Sack of Rome (1084)
| Date | May 1084 |
| Location | Rome, Italy |
| Result | Italo-Norman victory |

Belligerents
- Holy Roman Empire: County of Apulia and Calabria

Commanders and leaders
- Henry IV, Holy Roman Emperor: Robert Guiscard

= Sack of Rome (1084) =

Norman forces sack Rome

In May 1084, Italo-Normans sacked Rome, the result of the Pope Gregory VII's call for aid from the duke of Apulia, Robert Guiscard. The pope had been besieged in the Castel Sant'Angelo by Henry IV, Holy Roman Emperor, in June 1083 and called for aid from Guiscard, who was then fighting the Byzantine Emperor Alexios I Komnenos in the Balkans. Guiscard then returned to the Italian Peninsula and marched north with 36,000 men.

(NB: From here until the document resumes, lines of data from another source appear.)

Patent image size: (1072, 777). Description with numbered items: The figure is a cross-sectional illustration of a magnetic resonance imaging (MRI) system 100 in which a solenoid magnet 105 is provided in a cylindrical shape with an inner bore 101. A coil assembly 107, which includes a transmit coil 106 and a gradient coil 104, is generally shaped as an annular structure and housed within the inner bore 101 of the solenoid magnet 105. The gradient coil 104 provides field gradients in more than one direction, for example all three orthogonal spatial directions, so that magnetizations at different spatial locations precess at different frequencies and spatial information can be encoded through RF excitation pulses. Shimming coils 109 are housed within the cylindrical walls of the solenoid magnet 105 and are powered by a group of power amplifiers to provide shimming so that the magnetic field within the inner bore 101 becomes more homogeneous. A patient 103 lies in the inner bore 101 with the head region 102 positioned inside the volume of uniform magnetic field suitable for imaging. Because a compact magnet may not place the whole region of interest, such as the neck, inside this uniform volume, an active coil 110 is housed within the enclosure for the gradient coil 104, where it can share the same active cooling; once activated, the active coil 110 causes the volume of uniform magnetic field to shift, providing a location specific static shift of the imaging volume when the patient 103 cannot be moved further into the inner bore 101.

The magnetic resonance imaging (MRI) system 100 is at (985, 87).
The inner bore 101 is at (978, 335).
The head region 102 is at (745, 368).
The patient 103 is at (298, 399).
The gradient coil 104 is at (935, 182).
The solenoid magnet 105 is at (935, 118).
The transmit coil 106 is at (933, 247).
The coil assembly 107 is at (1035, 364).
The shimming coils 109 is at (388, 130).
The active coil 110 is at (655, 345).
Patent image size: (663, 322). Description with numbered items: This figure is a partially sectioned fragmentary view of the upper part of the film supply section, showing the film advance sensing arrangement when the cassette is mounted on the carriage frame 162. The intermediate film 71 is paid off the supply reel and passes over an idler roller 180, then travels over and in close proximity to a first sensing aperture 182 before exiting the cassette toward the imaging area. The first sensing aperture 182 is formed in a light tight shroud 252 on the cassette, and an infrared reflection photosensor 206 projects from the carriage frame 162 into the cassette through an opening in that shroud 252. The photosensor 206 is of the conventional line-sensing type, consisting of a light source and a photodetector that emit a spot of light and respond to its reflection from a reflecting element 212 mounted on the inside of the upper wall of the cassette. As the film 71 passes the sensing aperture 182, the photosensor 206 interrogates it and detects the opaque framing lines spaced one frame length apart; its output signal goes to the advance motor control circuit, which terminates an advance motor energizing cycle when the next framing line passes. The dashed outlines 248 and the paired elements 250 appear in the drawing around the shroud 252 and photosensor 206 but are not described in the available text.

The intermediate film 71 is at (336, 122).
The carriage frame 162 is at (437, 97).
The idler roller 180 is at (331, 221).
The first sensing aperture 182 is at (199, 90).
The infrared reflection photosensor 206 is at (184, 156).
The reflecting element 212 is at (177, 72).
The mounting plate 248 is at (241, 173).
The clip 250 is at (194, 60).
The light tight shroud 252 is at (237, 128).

When Guiscard entered Rome, he forced Henry to retreat, but a riot of the citizens led to a three-day sack by his men, after which Guiscard escorted the pope to the Lateran. The Normans had mainly pillaged the old city, which was then one of the richest cities in Italy. After days of unending violence, the Romans rose up and caused the Normans to set fire to the city. Many of the buildings of Rome were gutted on the Capitoline and Palatine Hills along with the area between the Colosseum and the Lateran. In the end, the ravaged Roman populace succumbed to the Normans.